2 comentários a “Os Abortos de alguns Não’s

  1. De facto os movimentos presentes na defesa do não meteram nojo.Poderá ser duro o que refiro, contudo, quem esteve presente e ouviu e para quem esteja de boa-fé na discussão da IVG, sabe que o termo não é despropositado. Em resumo intervieram sujamente.
    Os argumentos utilizados pautaram-se no massacre, terrorismo psicológico, cinismo,intolerância e com algumas inverdades à mistura.
    As intervenções foram de uma insensibilidade, desprezo e tamanha crueldade, em cada palavra atiravam mãos cheias de pedras, vociferavam ódio às mulheres que fizeram ou vão fazer a IVG.
    O tema da despenalização para eles é matar. O grupelho da plateia continuou a panaceia dos fetos no balde, aborto desportivo…
    Essas mentes extremistas rotularam a mulher de assassinas. ” A mulher tem de ser punida pelo crime cometido”,sic.
    Fiquei deveras ofendido com os argumentos daquela gentalha.
    A maldade com que dissertaram sobre o tema merece que este cidadão coloque as seguintes maldades:
    – Quando uma mulher morre num acidente, já grávida, por certo que esses fundamentalistas não lhes ocorreu extrair o feto e em vez de um cadáver, passam a existir dois, portanto, depositados em sepulturas diferentes? Os jornalistas passam obrigatoriamente a noticiar a morte não só da mulher, mas também a “vida” do ventre.
    – Esses movimentos que papel exercem quando às jovens grávidas não lhes é renovado o contrato de trabalho? Defendem tão fervorosamente a “vida” e não condenam publicamente os patrões que rejeitam as jovens grávidas? Não contribuirão para uma morte lenta ou quiça para um suicidio? Quantos casos ocorrerão naquelas jovens com fraqueza psicológica?
    Ao contrário dos defensores pelo não, o que está verdadeiramente em causa não é a liberdade de abortar,a criação de mais um método contraceptivo, mas sim a despenalização das mulheres, contra o aborto clandestino, a condição de higiene e segurança, contra a humilhação da mulher que os carrascos pretendem vê-la julgada em praça pública.
    A mulher quando opta pela IVG fá-lo-á em último recurso.

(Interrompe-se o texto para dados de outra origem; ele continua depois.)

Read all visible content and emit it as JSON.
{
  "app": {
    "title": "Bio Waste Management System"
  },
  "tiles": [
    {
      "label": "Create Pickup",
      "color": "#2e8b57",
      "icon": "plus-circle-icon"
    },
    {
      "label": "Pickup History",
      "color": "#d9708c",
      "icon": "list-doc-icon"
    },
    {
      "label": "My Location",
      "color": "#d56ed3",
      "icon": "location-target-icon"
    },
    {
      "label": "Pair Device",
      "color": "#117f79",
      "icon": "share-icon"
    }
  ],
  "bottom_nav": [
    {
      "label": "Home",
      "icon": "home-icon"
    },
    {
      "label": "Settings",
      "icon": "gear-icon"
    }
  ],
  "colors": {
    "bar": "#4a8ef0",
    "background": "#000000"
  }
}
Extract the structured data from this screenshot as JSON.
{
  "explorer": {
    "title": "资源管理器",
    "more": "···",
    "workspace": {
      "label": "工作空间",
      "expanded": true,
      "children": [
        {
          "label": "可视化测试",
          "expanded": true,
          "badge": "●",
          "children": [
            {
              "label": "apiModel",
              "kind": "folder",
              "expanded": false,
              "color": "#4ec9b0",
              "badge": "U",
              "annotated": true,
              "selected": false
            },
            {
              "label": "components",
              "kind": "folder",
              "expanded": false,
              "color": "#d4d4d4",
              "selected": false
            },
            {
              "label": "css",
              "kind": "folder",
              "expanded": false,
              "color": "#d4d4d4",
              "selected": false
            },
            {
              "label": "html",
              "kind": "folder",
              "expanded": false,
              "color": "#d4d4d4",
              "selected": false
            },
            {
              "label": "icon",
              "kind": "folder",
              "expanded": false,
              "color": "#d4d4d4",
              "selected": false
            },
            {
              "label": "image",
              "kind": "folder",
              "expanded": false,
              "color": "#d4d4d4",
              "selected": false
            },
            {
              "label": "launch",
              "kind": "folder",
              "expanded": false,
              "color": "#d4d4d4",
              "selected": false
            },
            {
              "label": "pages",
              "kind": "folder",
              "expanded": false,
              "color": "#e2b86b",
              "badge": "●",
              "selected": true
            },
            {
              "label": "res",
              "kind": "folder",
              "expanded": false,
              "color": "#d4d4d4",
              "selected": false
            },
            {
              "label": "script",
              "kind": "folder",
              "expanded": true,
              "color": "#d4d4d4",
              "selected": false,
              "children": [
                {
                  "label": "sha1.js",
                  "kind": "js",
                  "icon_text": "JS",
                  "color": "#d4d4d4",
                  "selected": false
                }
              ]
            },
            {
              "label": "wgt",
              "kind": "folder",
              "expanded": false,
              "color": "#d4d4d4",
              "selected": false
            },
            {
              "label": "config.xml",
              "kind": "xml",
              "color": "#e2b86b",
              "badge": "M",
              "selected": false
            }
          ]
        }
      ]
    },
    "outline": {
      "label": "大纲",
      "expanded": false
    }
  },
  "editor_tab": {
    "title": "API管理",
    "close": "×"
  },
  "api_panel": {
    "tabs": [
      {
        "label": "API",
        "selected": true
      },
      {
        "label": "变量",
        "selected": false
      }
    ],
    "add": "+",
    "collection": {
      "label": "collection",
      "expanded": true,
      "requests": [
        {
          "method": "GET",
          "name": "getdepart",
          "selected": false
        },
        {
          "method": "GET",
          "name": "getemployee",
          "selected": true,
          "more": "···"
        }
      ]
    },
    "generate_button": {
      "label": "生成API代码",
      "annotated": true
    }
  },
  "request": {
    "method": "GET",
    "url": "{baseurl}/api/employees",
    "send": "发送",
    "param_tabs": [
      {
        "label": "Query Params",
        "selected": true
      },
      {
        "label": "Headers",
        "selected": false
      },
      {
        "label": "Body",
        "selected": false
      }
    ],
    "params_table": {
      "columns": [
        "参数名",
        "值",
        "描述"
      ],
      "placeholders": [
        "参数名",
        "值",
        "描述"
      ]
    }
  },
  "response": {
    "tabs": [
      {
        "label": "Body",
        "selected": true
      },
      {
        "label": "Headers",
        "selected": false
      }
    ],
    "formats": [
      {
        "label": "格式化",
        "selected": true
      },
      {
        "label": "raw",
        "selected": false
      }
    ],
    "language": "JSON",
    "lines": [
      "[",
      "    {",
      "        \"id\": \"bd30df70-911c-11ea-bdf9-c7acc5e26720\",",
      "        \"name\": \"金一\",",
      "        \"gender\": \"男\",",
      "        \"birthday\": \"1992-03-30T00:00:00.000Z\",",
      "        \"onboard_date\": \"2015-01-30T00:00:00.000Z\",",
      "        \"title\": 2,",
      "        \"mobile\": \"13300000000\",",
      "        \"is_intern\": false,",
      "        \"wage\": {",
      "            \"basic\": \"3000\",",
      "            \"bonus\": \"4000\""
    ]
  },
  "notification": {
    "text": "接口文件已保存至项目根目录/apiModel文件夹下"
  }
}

    Outra questão relativamente à violação.Ela foi violada e por imposição desses moralistas tem forçosamente de carregar o fruto desse atentado, feito à força. O varão é perdoado porque concebeu uma vida. Hipócritas sebosos!
    No seu Artº 26ª nº 1 a nossa constituição diz-nos: ” A todos são reconhecidos os direitos à identidade pessoal,…cidadania, ao bom nome e reputação,…intimidade da vida privada e familiar”

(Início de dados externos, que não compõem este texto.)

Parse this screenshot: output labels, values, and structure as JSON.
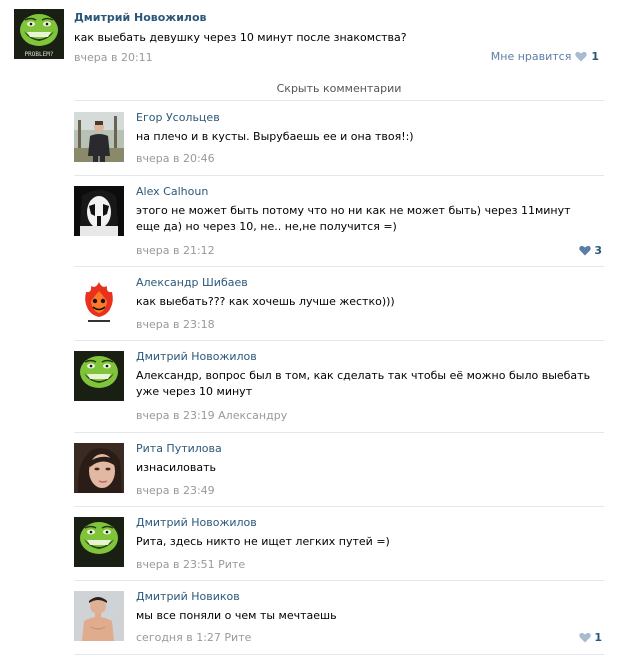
{
  "post": {
    "author": "Дмитрий Новожилов",
    "text": "как выебать девушку через 10 минут после знакомства?",
    "time": "вчера в 20:11",
    "like_label": "Мне нравится",
    "like_count": "1",
    "avatar": "troll-face-problem",
    "avatar_caption": "PROBLEM?"
  },
  "hide_comments_label": "Скрыть комментарии",
  "comments": [
    {
      "author": "Егор Усольцев",
      "text": "на плечо и в кусты. Вырубаешь ее и она твоя!:)",
      "time": "вчера в 20:46",
      "reply_to": "",
      "likes": "",
      "avatar": "photo-man-forest"
    },
    {
      "author": "Alex Calhoun",
      "text": "этого не может быть потому что но ни как не может быть) через 11минут еще да) но через 10, не.. не,не получится =)",
      "time": "вчера в 21:12",
      "reply_to": "",
      "likes": "3",
      "avatar": "corpse-paint-face"
    },
    {
      "author": "Александр Шибаев",
      "text": "как выебать??? как хочешь лучше жестко)))",
      "time": "вчера в 23:18",
      "reply_to": "",
      "likes": "",
      "avatar": "flame-logo"
    },
    {
      "author": "Дмитрий Новожилов",
      "text": "Александр, вопрос был в том, как сделать так чтобы её можно было выебать уже через 10 минут",
      "time": "вчера в 23:19",
      "reply_to": "Александру",
      "likes": "",
      "avatar": "troll-face-problem"
    },
    {
      "author": "Рита Путилова",
      "text": "изнасиловать",
      "time": "вчера в 23:49",
      "reply_to": "",
      "likes": "",
      "avatar": "photo-girl"
    },
    {
      "author": "Дмитрий Новожилов",
      "text": "Рита, здесь никто не ищет легких путей =)",
      "time": "вчера в 23:51",
      "reply_to": "Рите",
      "likes": "",
      "avatar": "troll-face-problem"
    },
    {
      "author": "Дмитрий Новиков",
      "text": "мы все поняли о чем ты мечтаешь",
      "time": "сегодня в 1:27",
      "reply_to": "Рите",
      "likes": "1",
      "avatar": "photo-shirtless-man"
    }
  ],
  "colors": {
    "link": "#2B587A",
    "meta": "#999999",
    "divider": "#E4E8ED",
    "heart": "#A7BBD1",
    "heart_active": "#5B7EA8"
  }
}
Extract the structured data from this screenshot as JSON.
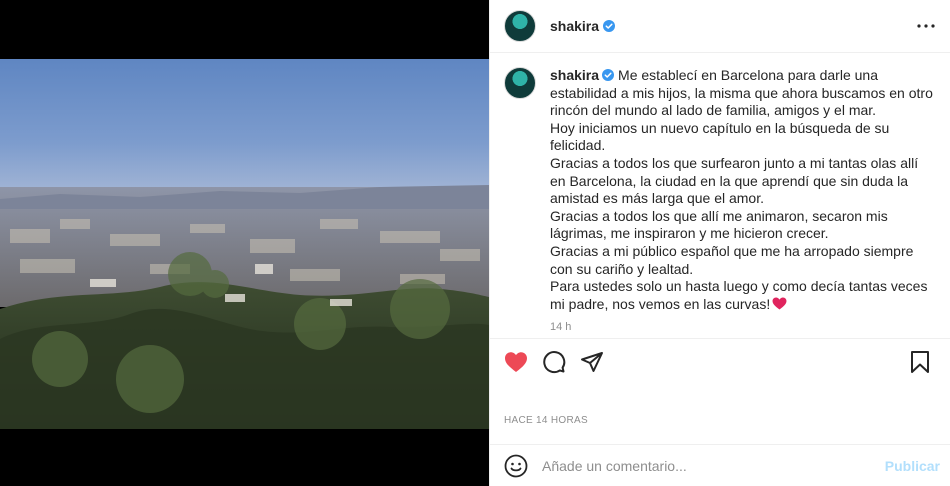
{
  "post": {
    "username": "shakira",
    "verified_icon": "verified-badge-icon",
    "more_icon": "more-options-icon",
    "caption": {
      "username": "shakira",
      "text": "Me establecí en Barcelona para darle una estabilidad a mis hijos, la misma que ahora buscamos en otro rincón del mundo al lado de familia, amigos y el mar.\nHoy iniciamos un nuevo capítulo en la búsqueda de su felicidad.\nGracias a todos los que surfearon junto a mi tantas olas allí en Barcelona, la ciudad en la que aprendí que sin duda la amistad es más larga que el amor.\nGracias a todos los que allí me animaron, secaron mis lágrimas, me inspiraron y me hicieron crecer.\nGracias a mi público español que me ha arropado siempre con su cariño y lealtad.\nPara ustedes solo un hasta luego y como decía tantas veces mi padre, nos vemos en las curvas!",
      "time": "14 h"
    },
    "actions": {
      "like_icon": "heart-filled-icon",
      "comment_icon": "comment-icon",
      "share_icon": "share-icon",
      "save_icon": "bookmark-icon"
    },
    "date_label": "HACE 14 HORAS",
    "composer": {
      "emoji_icon": "emoji-icon",
      "placeholder": "Añade un comentario...",
      "publish_label": "Publicar"
    },
    "colors": {
      "like": "#ed4956",
      "verified": "#3897f0",
      "publish_disabled": "#b2dffc"
    }
  }
}
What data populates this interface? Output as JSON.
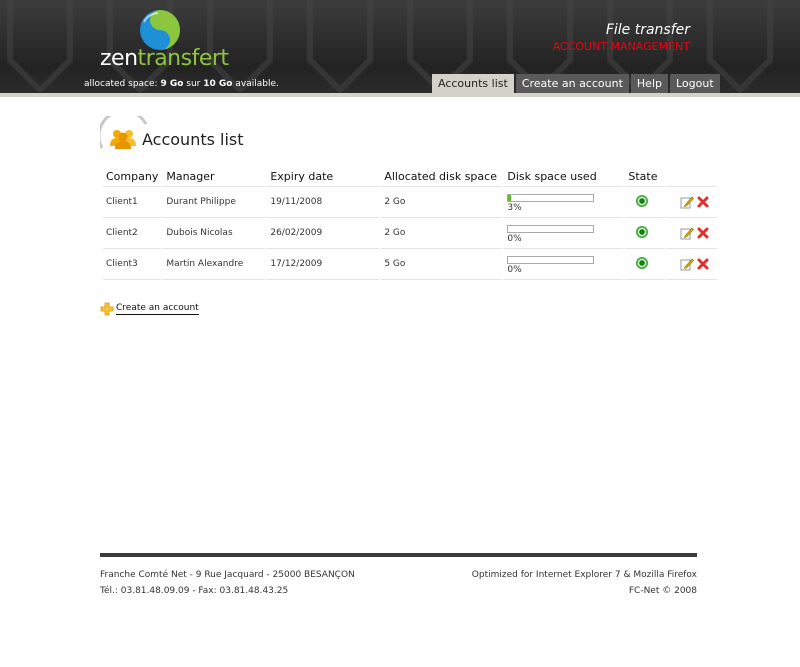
{
  "header": {
    "logo": {
      "part1": "zen",
      "part2": "transfert"
    },
    "allocated": {
      "label": "allocated space:",
      "used": "9 Go",
      "separator": "sur",
      "total": "10 Go",
      "suffix": "available."
    },
    "app_title": "File transfer",
    "app_subtitle": "ACCOUNT MANAGEMENT",
    "nav": [
      {
        "label": "Accounts list",
        "active": true
      },
      {
        "label": "Create an account",
        "active": false
      },
      {
        "label": "Help",
        "active": false
      },
      {
        "label": "Logout",
        "active": false
      }
    ]
  },
  "main": {
    "title": "Accounts list",
    "title_icon": "users-icon",
    "columns": [
      "Company",
      "Manager",
      "Expiry date",
      "Allocated disk space",
      "Disk space used",
      "State"
    ],
    "rows": [
      {
        "company": "Client1",
        "manager": "Durant Philippe",
        "expiry": "19/11/2008",
        "allocated": "2 Go",
        "used_pct": 3,
        "used_label": "3%",
        "state": "active"
      },
      {
        "company": "Client2",
        "manager": "Dubois Nicolas",
        "expiry": "26/02/2009",
        "allocated": "2 Go",
        "used_pct": 0,
        "used_label": "0%",
        "state": "active"
      },
      {
        "company": "Client3",
        "manager": "Martin Alexandre",
        "expiry": "17/12/2009",
        "allocated": "5 Go",
        "used_pct": 0,
        "used_label": "0%",
        "state": "active"
      }
    ],
    "row_icons": {
      "state": "status-active-icon",
      "edit": "edit-icon",
      "delete": "delete-icon"
    },
    "create_link": "Create an account"
  },
  "footer": {
    "address": "Franche Comté Net - 9 Rue Jacquard - 25000 BESANÇON",
    "phone": "Tél.: 03.81.48.09.09 - Fax: 03.81.48.43.25",
    "optimized": "Optimized for Internet Explorer 7 & Mozilla Firefox",
    "copyright": "FC-Net © 2008"
  },
  "colors": {
    "accent_green": "#5cbd2b",
    "accent_red": "#e30613",
    "header_dark": "#2c2c2c",
    "tab_active": "#d4d2c8"
  }
}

    E vêm estes gajos “perdoar” os violadores a pretexto da “fabricação” de uma “vida”.
    Para terminar e em desabafo é do conhecimento que quem detém a maioria das instituições de solidariedade social é a igreja. Esses necessitam de continuar a receber chorudos subsídios ( dinheiro que é de todos nós, inclusivé deste cidadão, adverso á igreja, não lhe foi pedido se os seus impostos poderiam ser oferecidos a essas instituições). Quantos mais filhos indesejados e abandonados, mais subsidios recebem.
    Revolta-me pois, ouvir esses sacripantas falar em moralismos, querendo impôr-nos padrôes.
    Por último e porque já é longo, quando falecer não quero um funeral com acompanhamento religioso. Quem são esses arengas para obrigar os familiares a seguir os seus padrôes? Poderei encontrar-me com uma doença grave e incurável que me obrigue a um terrível sofrimento, como poderão impedir a eutanásia?
    O que está verdadeiramente em causa não é a vida, é concretamente a despenalização da mulher.
    Domingo, dia 11, decididamente voto contra a hipocrisia, o cinismo, a humilhação e os moralismos bacocos.
    Pela dignidade da MULHER SIM.
    Sá Mota

  2. Pois é Mota. Tu estiveste lá e não só não me deixas mentir como reforças o que disse e todos ouvimos. Ali esteve o Não odioso. Quanto mais leio ou ouço ou leio defensores do Não mais fico sem paciência. No dia 11 Portugal vai triunfar o respeito pela dignidade humana, com a vitória do Sim. Estou profundamente convicto. Um abraço e aparece sempre. Gostei muito do teu comentário. Certeiro.